Arizona is one of dozens of states that are trying to craft legislation or defend already established laws aimed nakedly at voter suppression. Lawyers for Arizona’s GOP were in the Supreme Court earlier this month defending the state’s restrictions. Democrats have sued arguing the two measures (one banning ballot collection, the other that tosses ballots cast in the wrong precinct), discriminate against people of color and violate the Voting Rights Act.

When Justice Amy Coney Barrett, a Trump appointee, asked GOP attorney Michael Carvin about the legal standing of the restrictive measures, Carvin said the quiet part out loud.

“Because it puts us at a competitive disadvantage relative to Democrats,” he said. “Politics is a zero-sum game.” Attorneys defending voter suppression policies in other states may not be as audacious as Carvin, but Republican lawmakers seem determined to make it harder to vote especially for those constituencies less likely to cast ballots for GOP candidates.

According to the Brennan Center For Justice, a nonpartisan law and policy institute, in response to historic voter turnout during the 2020 general election that resulted in the ouster of Donald Trump from the White House, the Senate moving to Democratic control and Democrats remaining the majority in the House, Republicans launched, “a rash of baseless and racist allegations of voter fraud and election irregularities,” according to the Brennan Center, which recently published its Voting Laws Roundup. And then 33 states launched into action introducing, prefiling, or carrying more than 165 restrictive voting bills in 2021. In February 2020, only 35 such bills were crafted in 15 states. The voter suppression measures fall into four categories: restrictions on mail voting; stricter voter I.D.; slashing voter registration opportunities and more aggressive voter purge practices.

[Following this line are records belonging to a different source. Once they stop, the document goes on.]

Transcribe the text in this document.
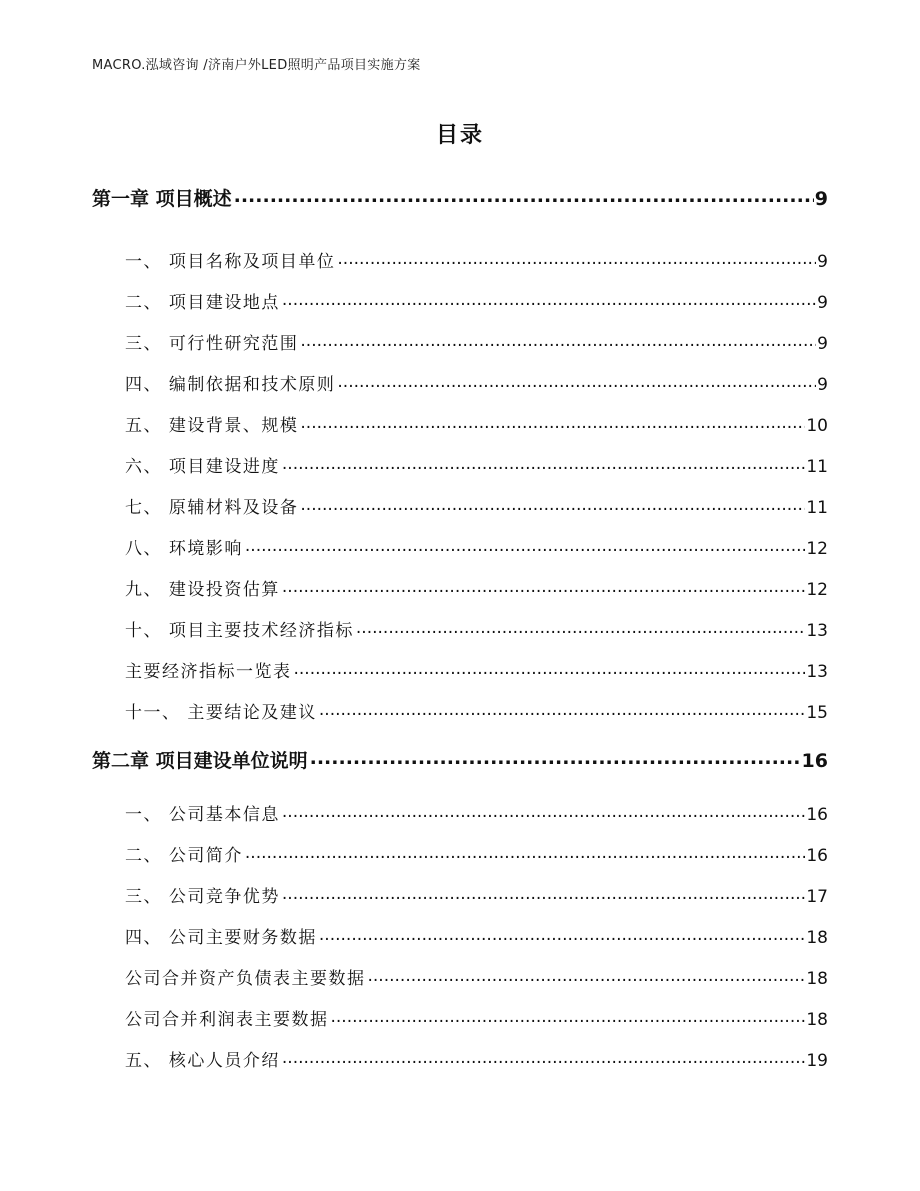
MACRO.泓域咨询 /济南户外LED照明产品项目实施方案
目录
第一章 项目概述 .....	9
一、 项目名称及项目单位 .....	9
二、 项目建设地点 .....	9
三、 可行性研究范围 .....	9
四、 编制依据和技术原则 .....	9
五、 建设背景、规模 .....	10
六、 项目建设进度 .....	11
七、 原辅材料及设备 .....	11
八、 环境影响 .....	12
九、 建设投资估算 .....	12
十、 项目主要技术经济指标 .....	13
主要经济指标一览表 .....	13
十一、 主要结论及建议 .....	15
第二章 项目建设单位说明 .....	16
一、 公司基本信息 .....	16
二、 公司简介 .....	16
三、 公司竞争优势 .....	17
四、 公司主要财务数据 .....	18
公司合并资产负债表主要数据 .....	18
公司合并利润表主要数据 .....	18
五、 核心人员介绍 .....	19
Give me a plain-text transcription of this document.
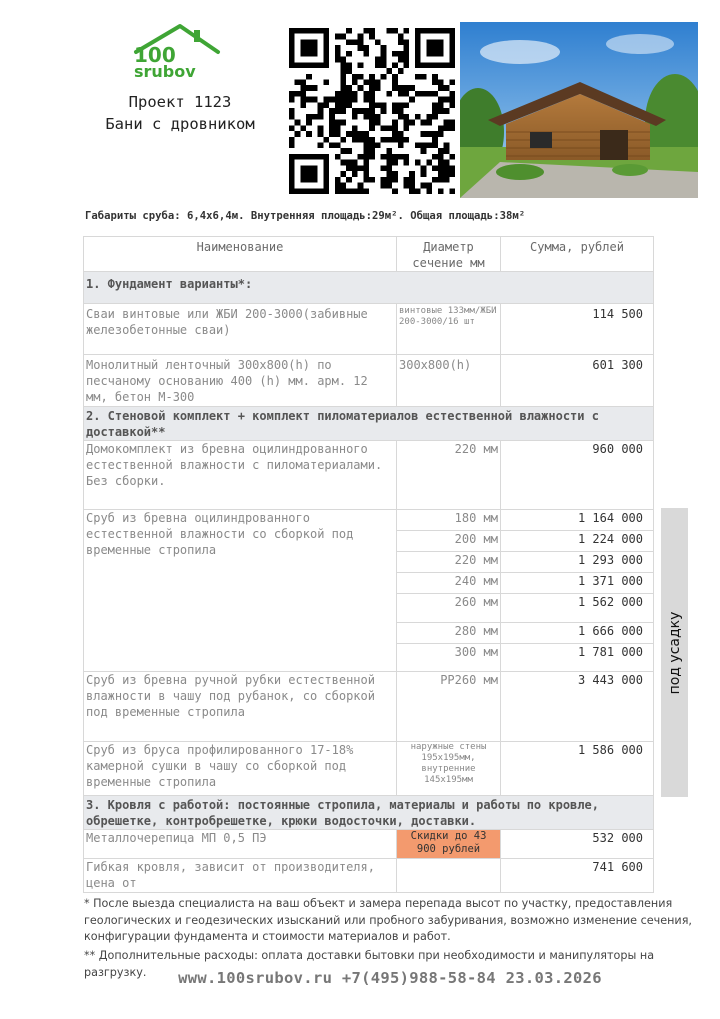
100
srubov
Проект 1123
Бани с дровником
Габариты сруба: 6,4х6,4м. Внутренняя площадь:29м². Общая площадь:38м²
Наименование	Диаметр сечение мм	Сумма, рублей
1. Фундамент варианты*:		
Сваи винтовые или ЖБИ 200-3000(забивные железобетонные сваи)	винтовые 133мм/ЖБИ 200-3000/16 шт	114 500
Монолитный ленточный 300х800(h) по песчаному основанию 400 (h) мм. арм. 12 мм, бетон М-300	300х800(h)	601 300
2. Стеновой комплект + комплект пиломатериалов естественной влажности с доставкой**		
Домокомплект из бревна оцилиндрованного естественной влажности с пиломатериалами. Без сборки.	220 мм	960 000
Сруб из бревна оцилиндрованного естественной влажности со сборкой под временные стропила	180 мм	1 164 000
	200 мм	1 224 000
	220 мм	1 293 000
	240 мм	1 371 000
	260 мм	1 562 000
	280 мм	1 666 000
	300 мм	1 781 000
Сруб из бревна ручной рубки естественной влажности в чашу под рубанок, со сборкой под временные стропила	РР260 мм	3 443 000
Сруб из бруса профилированного 17-18% камерной сушки в чашу со сборкой под временные стропила	наружные стены 195х195мм, внутренние 145х195мм	1 586 000
3. Кровля с работой: постоянные стропила, материалы и работы по кровле, обрешетке, контробрешетке, крюки водосточки, доставки.		
Металлочерепица МП 0,5 ПЭ	Скидки до 43 900 рублей	532 000
Гибкая кровля, зависит от производителя, цена от		741 600
под усадку
* После выезда специалиста на ваш объект и замера перепада высот по участку, предоставления геологических и геодезических изысканий или пробного забуривания, возможно изменение сечения, конфигурации фундамента и стоимости материалов и работ.
** Дополнительные расходы: оплата доставки бытовки при необходимости и манипуляторы на разгрузку.	www.100srubov.ru +7(495)988-58-84 23.03.2026
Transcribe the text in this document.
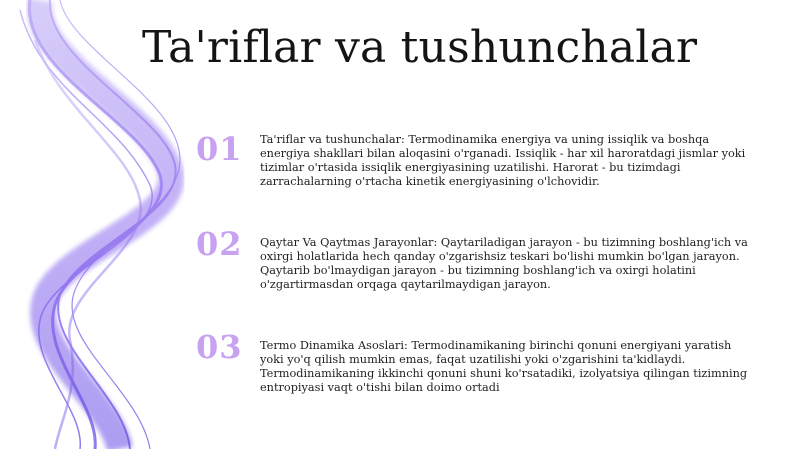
Ta'riflar va tushunchalar
01 Ta'riflar va tushunchalar: Termodinamika energiya va uning issiqlik va boshqa energiya shakllari bilan aloqasini o'rganadi. Issiqlik - har xil haroratdagi jismlar yoki tizimlar o'rtasida issiqlik energiyasining uzatilishi. Harorat - bu tizimdagi zarrachalarning o'rtacha kinetik energiyasining o'lchovidir.
02 Qaytar Va Qaytmas Jarayonlar: Qaytariladigan jarayon - bu tizimning boshlang'ich va oxirgi holatlarida hech qanday o'zgarishsiz teskari bo'lishi mumkin bo'lgan jarayon. Qaytarib bo'lmaydigan jarayon - bu tizimning boshlang'ich va oxirgi holatini o'zgartirmasdan orqaga qaytarilmaydigan jarayon.
03 Termo Dinamika Asoslari: Termodinamikaning birinchi qonuni energiyani yaratish yoki yo'q qilish mumkin emas, faqat uzatilishi yoki o'zgarishini ta'kidlaydi. Termodinamikaning ikkinchi qonuni shuni ko'rsatadiki, izolyatsiya qilingan tizimning entropiyasi vaqt o'tishi bilan doimo ortadi
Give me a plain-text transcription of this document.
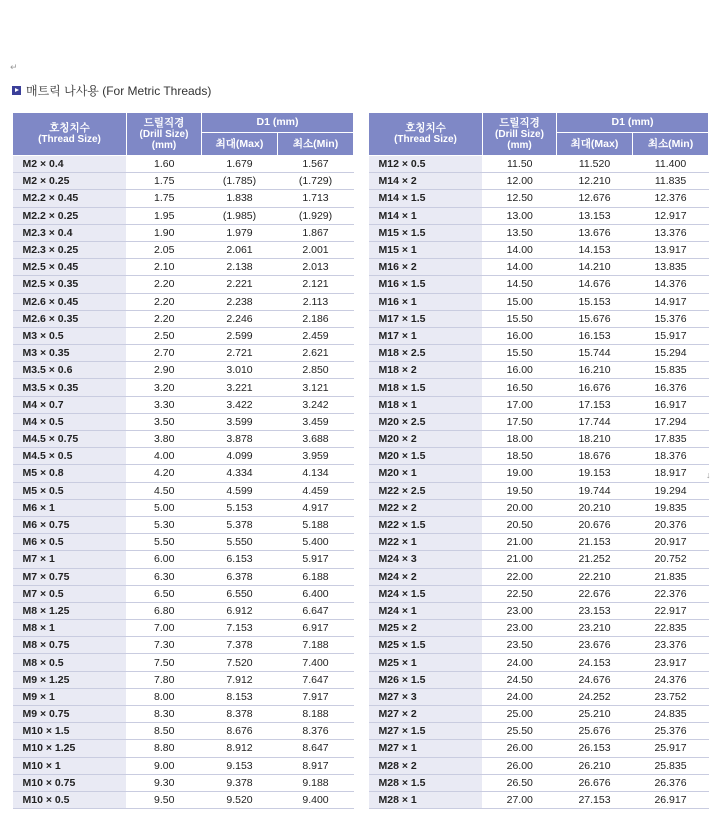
↵
↓
매트릭 나사용 (For Metric Threads)
호칭치수
(Thread Size)	드릴직경
(Drill Size)
(mm)	D1 (mm)	
		최대(Max)	최소(Min)
M2 × 0.4	1.60	1.679	1.567
M2 × 0.25	1.75	(1.785)	(1.729)
M2.2 × 0.45	1.75	1.838	1.713
M2.2 × 0.25	1.95	(1.985)	(1.929)
M2.3 × 0.4	1.90	1.979	1.867
M2.3 × 0.25	2.05	2.061	2.001
M2.5 × 0.45	2.10	2.138	2.013
M2.5 × 0.35	2.20	2.221	2.121
M2.6 × 0.45	2.20	2.238	2.113
M2.6 × 0.35	2.20	2.246	2.186
M3 × 0.5	2.50	2.599	2.459
M3 × 0.35	2.70	2.721	2.621
M3.5 × 0.6	2.90	3.010	2.850
M3.5 × 0.35	3.20	3.221	3.121
M4 × 0.7	3.30	3.422	3.242
M4 × 0.5	3.50	3.599	3.459
M4.5 × 0.75	3.80	3.878	3.688
M4.5 × 0.5	4.00	4.099	3.959
M5 × 0.8	4.20	4.334	4.134
M5 × 0.5	4.50	4.599	4.459
M6 × 1	5.00	5.153	4.917
M6 × 0.75	5.30	5.378	5.188
M6 × 0.5	5.50	5.550	5.400
M7 × 1	6.00	6.153	5.917
M7 × 0.75	6.30	6.378	6.188
M7 × 0.5	6.50	6.550	6.400
M8 × 1.25	6.80	6.912	6.647
M8 × 1	7.00	7.153	6.917
M8 × 0.75	7.30	7.378	7.188
M8 × 0.5	7.50	7.520	7.400
M9 × 1.25	7.80	7.912	7.647
M9 × 1	8.00	8.153	7.917
M9 × 0.75	8.30	8.378	8.188
M10 × 1.5	8.50	8.676	8.376
M10 × 1.25	8.80	8.912	8.647
M10 × 1	9.00	9.153	8.917
M10 × 0.75	9.30	9.378	9.188
M10 × 0.5	9.50	9.520	9.400
호칭치수
(Thread Size)	드릴직경
(Drill Size)
(mm)	D1 (mm)	
		최대(Max)	최소(Min)
M12 × 0.5	11.50	11.520	11.400
M14 × 2	12.00	12.210	11.835
M14 × 1.5	12.50	12.676	12.376
M14 × 1	13.00	13.153	12.917
M15 × 1.5	13.50	13.676	13.376
M15 × 1	14.00	14.153	13.917
M16 × 2	14.00	14.210	13.835
M16 × 1.5	14.50	14.676	14.376
M16 × 1	15.00	15.153	14.917
M17 × 1.5	15.50	15.676	15.376
M17 × 1	16.00	16.153	15.917
M18 × 2.5	15.50	15.744	15.294
M18 × 2	16.00	16.210	15.835
M18 × 1.5	16.50	16.676	16.376
M18 × 1	17.00	17.153	16.917
M20 × 2.5	17.50	17.744	17.294
M20 × 2	18.00	18.210	17.835
M20 × 1.5	18.50	18.676	18.376
M20 × 1	19.00	19.153	18.917
M22 × 2.5	19.50	19.744	19.294
M22 × 2	20.00	20.210	19.835
M22 × 1.5	20.50	20.676	20.376
M22 × 1	21.00	21.153	20.917
M24 × 3	21.00	21.252	20.752
M24 × 2	22.00	22.210	21.835
M24 × 1.5	22.50	22.676	22.376
M24 × 1	23.00	23.153	22.917
M25 × 2	23.00	23.210	22.835
M25 × 1.5	23.50	23.676	23.376
M25 × 1	24.00	24.153	23.917
M26 × 1.5	24.50	24.676	24.376
M27 × 3	24.00	24.252	23.752
M27 × 2	25.00	25.210	24.835
M27 × 1.5	25.50	25.676	25.376
M27 × 1	26.00	26.153	25.917
M28 × 2	26.00	26.210	25.835
M28 × 1.5	26.50	26.676	26.376
M28 × 1	27.00	27.153	26.917
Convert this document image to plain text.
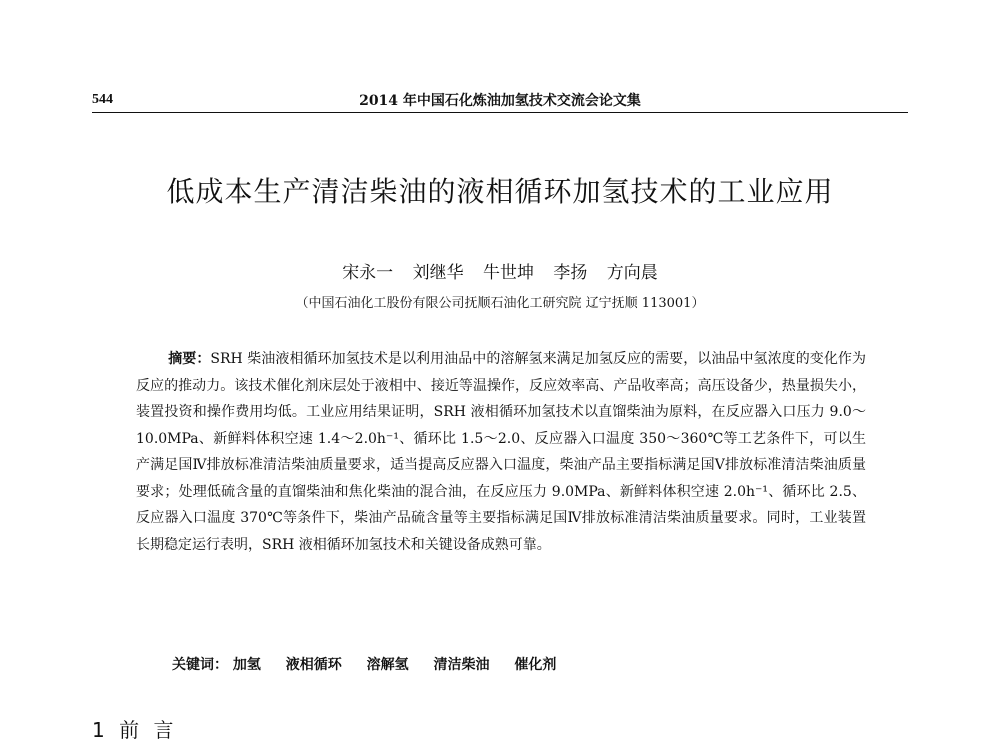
544	2014 年中国石化炼油加氢技术交流会论文集
低成本生产清洁柴油的液相循环加氢技术的工业应用
宋永一 刘继华 牛世坤 李扬 方向晨
（中国石油化工股份有限公司抚顺石油化工研究院 辽宁抚顺 113001）
摘要：SRH 柴油液相循环加氢技术是以利用油品中的溶解氢来满足加氢反应的需要，以油品中氢浓度的变化作为反应的推动力。该技术催化剂床层处于液相中、接近等温操作，反应效率高、产品收率高；高压设备少，热量损失小，装置投资和操作费用均低。工业应用结果证明，SRH 液相循环加氢技术以直馏柴油为原料，在反应器入口压力 9.0～10.0MPa、新鲜料体积空速 1.4～2.0h⁻¹、循环比 1.5～2.0、反应器入口温度 350～360℃等工艺条件下，可以生产满足国Ⅳ排放标准清洁柴油质量要求，适当提高反应器入口温度，柴油产品主要指标满足国Ⅴ排放标准清洁柴油质量要求；处理低硫含量的直馏柴油和焦化柴油的混合油，在反应压力 9.0MPa、新鲜料体积空速 2.0h⁻¹、循环比 2.5、反应器入口温度 370℃等条件下，柴油产品硫含量等主要指标满足国Ⅳ排放标准清洁柴油质量要求。同时，工业装置长期稳定运行表明，SRH 液相循环加氢技术和关键设备成熟可靠。
关键词： 加氢 液相循环 溶解氢 清洁柴油 催化剂
1 前 言
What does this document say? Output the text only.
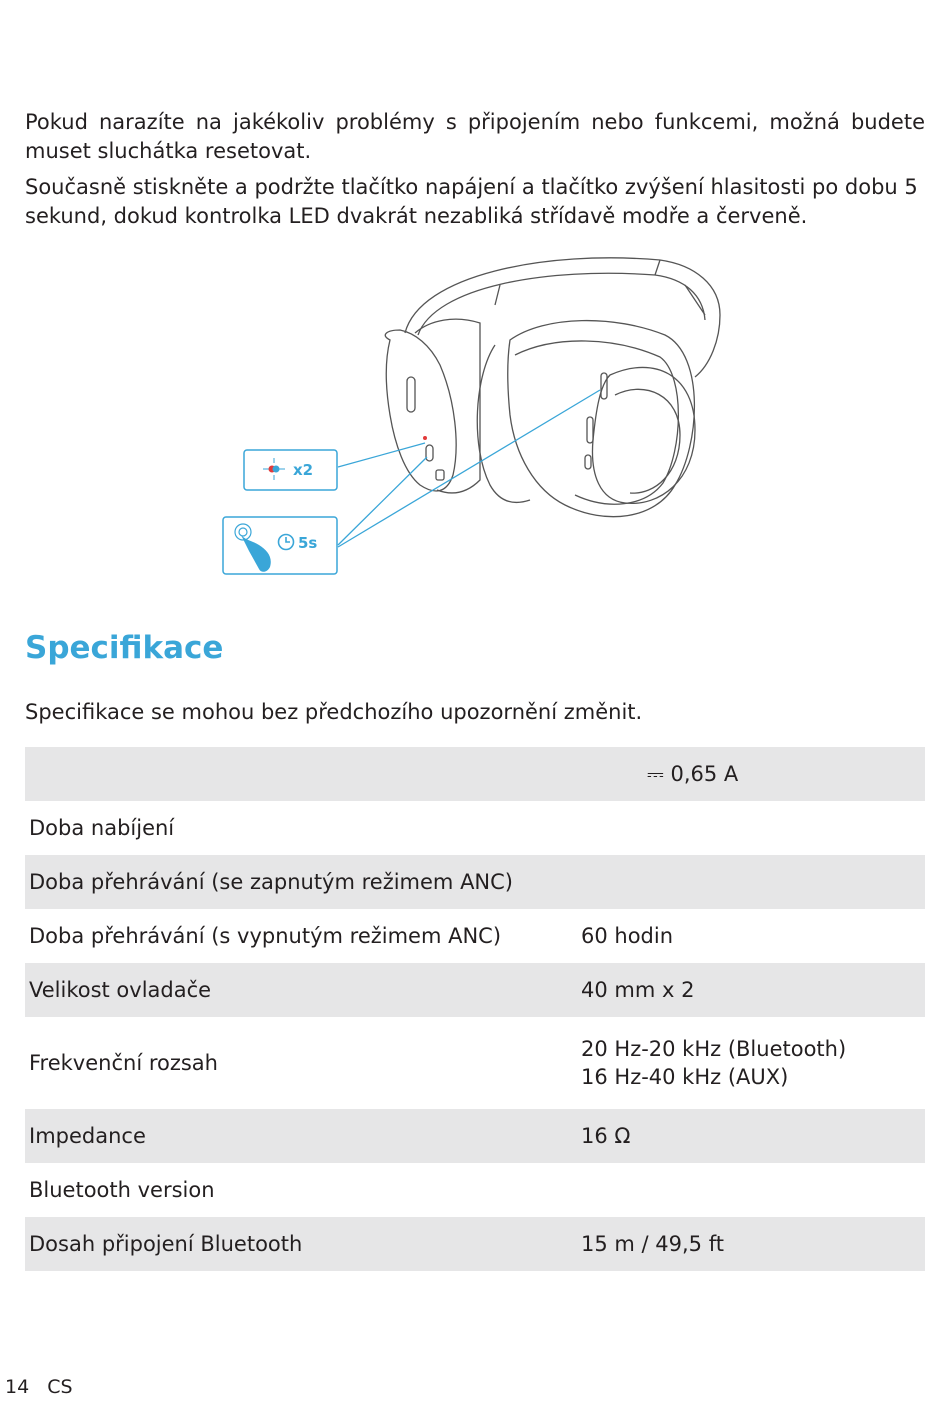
Pokud narazíte na jakékoliv problémy s připojením nebo funkcemi, možná budete muset sluchátka resetovat.

Současně stiskněte a podržte tlačítko napájení a tlačítko zvýšení hlasitosti po dobu 5 sekund, dokud kontrolka LED dvakrát nezabliká střídavě modře a červeně.

x2
5s
Specifikace

Specifikace se mohou bez předchozího upozornění změnit.

	⎓ 0,65 A
Doba nabíjení	
Doba přehrávání (se zapnutým režimem ANC)	
Doba přehrávání (s vypnutým režimem ANC)	60 hodin
Velikost ovladače	40 mm x 2
Frekvenční rozsah	20 Hz-20 kHz (Bluetooth)
16 Hz-40 kHz (AUX)

Impedance	16 Ω
Bluetooth version	
Dosah připojení Bluetooth	15 m / 49,5 ft
14 CS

According to the Brennan Center report Arizona leads the nation in proposed voter suppression legislation in 2021, with 19 restrictive bills. Next is Pennsylvania with 14 restrictive measures, then Georgia with 11 and New Hampshire with 10.

Almost half of the voter suppression measures across the nation attempt to limit mail voting by reducing those who can vote by mail, making it more difficult to obtain mail ballots and impose obstacles to completing and casting mail ballots.

Eighteen states have drafted 40 bills to impose new or stricter voter ID requirements for in-person or mail voting.

In 10 states that did not require voters to present photo ID’s, legislators have crafted measures to implement an ID requirement.

Arizona, Indiana, Mississippi and New York have all drafted bills that would require voters to produce proof of citizenship in order to register to vote. Ten measures are aimed at curtailing election day registration. Legislators in  Alaska and Georgia are attempting to eliminate automatic voter registration. Arizona wants to prohibit automatic voter registration and voters in that state do not currently have that option. And 12 states have introduced 21 different bills that would make voter roll purges more expansive.

May 17, 1957, Dr. Martin Luther King Jr., delivered his “Give Us the Ballot” speech at the Lincoln Memorial in Washington D.C., during the Prayer Pilgrimage for Freedom.

“Give us the ballot and we will no longer have to worry the federal government about our basic rights…Give us the ballot and we will fill our legislative halls with men of good will…Give us the ballot and we will place judges on the benches of the South who will do justly and love mercy,” said Dr. King.

Almost 65 years later Black people and other people of color seem to still be making the case for America to “Give us the ballot,” as GOP lawmakers seem more determined to take it away.